Although the study's results reaffirmed that people who use the older antipsychotic drugs are twice as likely as nonusers to have sudden cardiac death, it also showed a similar increase in risk for the newer medications. For these, the rate of sudden cardiac death was more than twice that for nonusers.
The study also revealed that the risk of sudden cardiac death increased along with the dose of all antipsychotic medications. Patients who used 300 milligrams or more of thioridazine per day were found to be at greatest risk (a fivefold increase) of sudden death.
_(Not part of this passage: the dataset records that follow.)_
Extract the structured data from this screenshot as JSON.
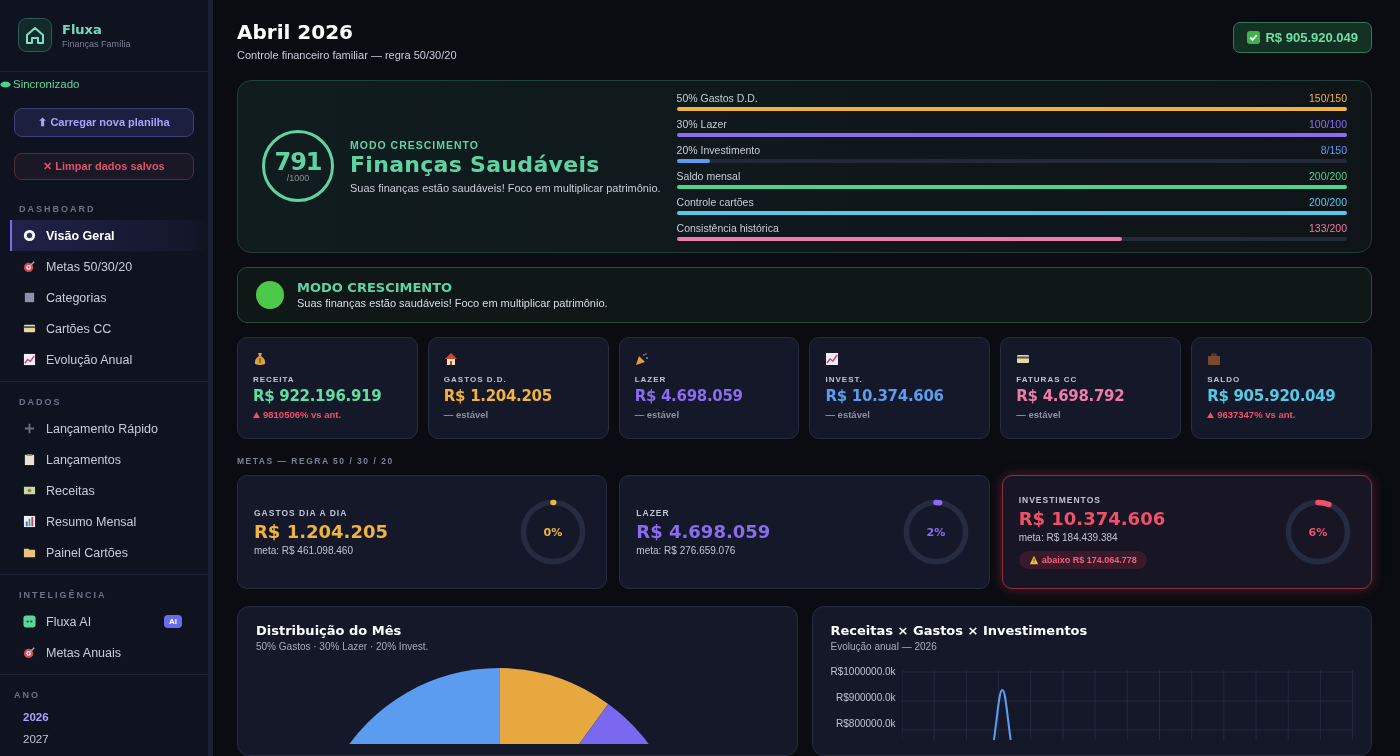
{
  "brand": {
    "name": "Fluxa",
    "subtitle": "Finanças Família"
  },
  "sync_status": "Sincronizado",
  "sidebar_buttons": [
    {
      "label": "⬆ Carregar nova planilha",
      "kind": "primary"
    },
    {
      "label": "✕ Limpar dados salvos",
      "kind": "danger"
    }
  ],
  "sidebar_sections": [
    {
      "title": "DASHBOARD",
      "items": [
        {
          "label": "Visão Geral",
          "selected": true
        },
        {
          "label": "Metas 50/30/20",
          "selected": false
        },
        {
          "label": "Categorias",
          "selected": false
        },
        {
          "label": "Cartões CC",
          "selected": false
        },
        {
          "label": "Evolução Anual",
          "selected": false
        }
      ]
    },
    {
      "title": "DADOS",
      "items": [
        {
          "label": "Lançamento Rápido",
          "selected": false
        },
        {
          "label": "Lançamentos",
          "selected": false
        },
        {
          "label": "Receitas",
          "selected": false
        },
        {
          "label": "Resumo Mensal",
          "selected": false
        },
        {
          "label": "Painel Cartões",
          "selected": false
        }
      ]
    },
    {
      "title": "INTELIGÊNCIA",
      "items": [
        {
          "label": "Fluxa AI",
          "selected": false,
          "badge": "AI"
        },
        {
          "label": "Metas Anuais",
          "selected": false
        }
      ]
    }
  ],
  "years": {
    "title": "ANO",
    "items": [
      {
        "label": "2026",
        "selected": true
      },
      {
        "label": "2027",
        "selected": false
      }
    ]
  },
  "header": {
    "title": "Abril 2026",
    "subtitle": "Controle financeiro familiar — regra 50/30/20",
    "balance_badge": "R$ 905.920.049"
  },
  "health": {
    "score": "791",
    "score_max": "/1000",
    "mode": "MODO CRESCIMENTO",
    "title": "Finanças Saudáveis",
    "message": "Suas finanças estão saudáveis! Foco em multiplicar patrimônio.",
    "bars": [
      {
        "label": "50% Gastos D.D.",
        "value": "150/150",
        "level": 1,
        "color": "#f0b43c"
      },
      {
        "label": "30% Lazer",
        "value": "100/100",
        "level": 1,
        "color": "#8b6cf0"
      },
      {
        "label": "20% Investimento",
        "value": "8/150",
        "level": 0.05,
        "color": "#5b9cf0"
      },
      {
        "label": "Saldo mensal",
        "value": "200/200",
        "level": 1,
        "color": "#4fd18f"
      },
      {
        "label": "Controle cartões",
        "value": "200/200",
        "level": 1,
        "color": "#56c8e8"
      },
      {
        "label": "Consistência histórica",
        "value": "133/200",
        "level": 0.665,
        "color": "#f07aaa"
      }
    ]
  },
  "mode_banner": {
    "title": "MODO CRESCIMENTO",
    "message": "Suas finanças estão saudáveis! Foco em multiplicar patrimônio.",
    "color": "#4cc94a"
  },
  "kpis": [
    {
      "label": "RECEITA",
      "value": "R$ 922.196.919",
      "trend": "9810506% vs ant.",
      "rising": true,
      "color": "#5ee0a0"
    },
    {
      "label": "GASTOS D.D.",
      "value": "R$ 1.204.205",
      "trend": "— estável",
      "rising": false,
      "color": "#f0b43c"
    },
    {
      "label": "LAZER",
      "value": "R$ 4.698.059",
      "trend": "— estável",
      "rising": false,
      "color": "#8b6cf0"
    },
    {
      "label": "INVEST.",
      "value": "R$ 10.374.606",
      "trend": "— estável",
      "rising": false,
      "color": "#5b9cf0"
    },
    {
      "label": "FATURAS CC",
      "value": "R$ 4.698.792",
      "trend": "— estável",
      "rising": false,
      "color": "#f07aaa"
    },
    {
      "label": "SALDO",
      "value": "R$ 905.920.049",
      "trend": "9637347% vs ant.",
      "rising": true,
      "color": "#56c8e8"
    }
  ],
  "goals_title": "METAS — REGRA 50 / 30 / 20",
  "goals": [
    {
      "label": "GASTOS DIA A DIA",
      "value": "R$ 1.204.205",
      "meta": "meta: R$ 461.098.460",
      "percent": "0%",
      "level": 0.004,
      "color": "#f0b43c",
      "alert": false
    },
    {
      "label": "LAZER",
      "value": "R$ 4.698.059",
      "meta": "meta: R$ 276.659.076",
      "percent": "2%",
      "level": 0.02,
      "color": "#8b6cf0",
      "alert": false
    },
    {
      "label": "INVESTIMENTOS",
      "value": "R$ 10.374.606",
      "meta": "meta: R$ 184.439.384",
      "percent": "6%",
      "level": 0.06,
      "color": "#f0506a",
      "alert": true,
      "warning": "abaixo R$ 174.064.778"
    }
  ],
  "distribution": {
    "title": "Distribuição do Mês",
    "subtitle": "50% Gastos · 30% Lazer · 20% Invest."
  },
  "evolution": {
    "title": "Receitas × Gastos × Investimentos",
    "subtitle": "Evolução anual — 2026",
    "y_labels": [
      "R$1000000.0k",
      "R$900000.0k",
      "R$800000.0k"
    ]
  }
}
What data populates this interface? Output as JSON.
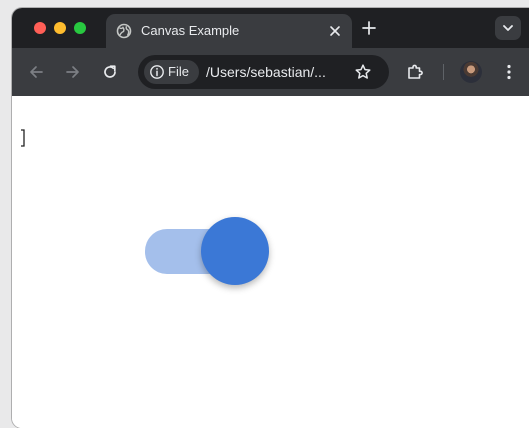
{
  "browser": {
    "tab": {
      "title": "Canvas Example"
    },
    "omnibox": {
      "chip_label": "File",
      "url": "/Users/sebastian/..."
    }
  },
  "icons": {
    "tab": "globe-icon",
    "close": "close-icon",
    "new_tab": "plus-icon",
    "back": "back-arrow-icon",
    "forward": "forward-arrow-icon",
    "reload": "reload-icon",
    "site_info": "info-icon",
    "bookmark": "star-icon",
    "extensions": "puzzle-icon",
    "menu": "kebab-menu-icon"
  },
  "colors": {
    "switch_track": "#a4bfeb",
    "switch_knob": "#3b78d6",
    "chrome_dark": "#1f2023",
    "chrome_toolbar": "#3a3c40"
  },
  "canvas": {
    "switch": {
      "state": "on"
    }
  }
}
Sebastian Schneeweiss, MD, ScD, and Jerry Avorn, MD, in an accompanying editorial, say according to the study's data, about three out of every 1,000 patients taking antipsychotic medications for one full year would be expected to experience sudden death - a level of risk considered "low" to "moderate."
Schneeweiss and Avorn also propose a simple way to help prevent sudden cardiac death associated with antipsychotic use: checking an electrocardiogram, or EKG, before and shortly after a patient starts taking the medication. The electrocardiogram evaluates the electrical activity of the heart, and because specific effects of antipsychotics on the heart's electrical system are thought to predispose to sudden death, monitoring for those effects with an EKG seems reasonable, they say.
The study concludes that the newer antipsychotic drugs do not appear to be any safer than the older drugs when it comes to sudden cardiac death.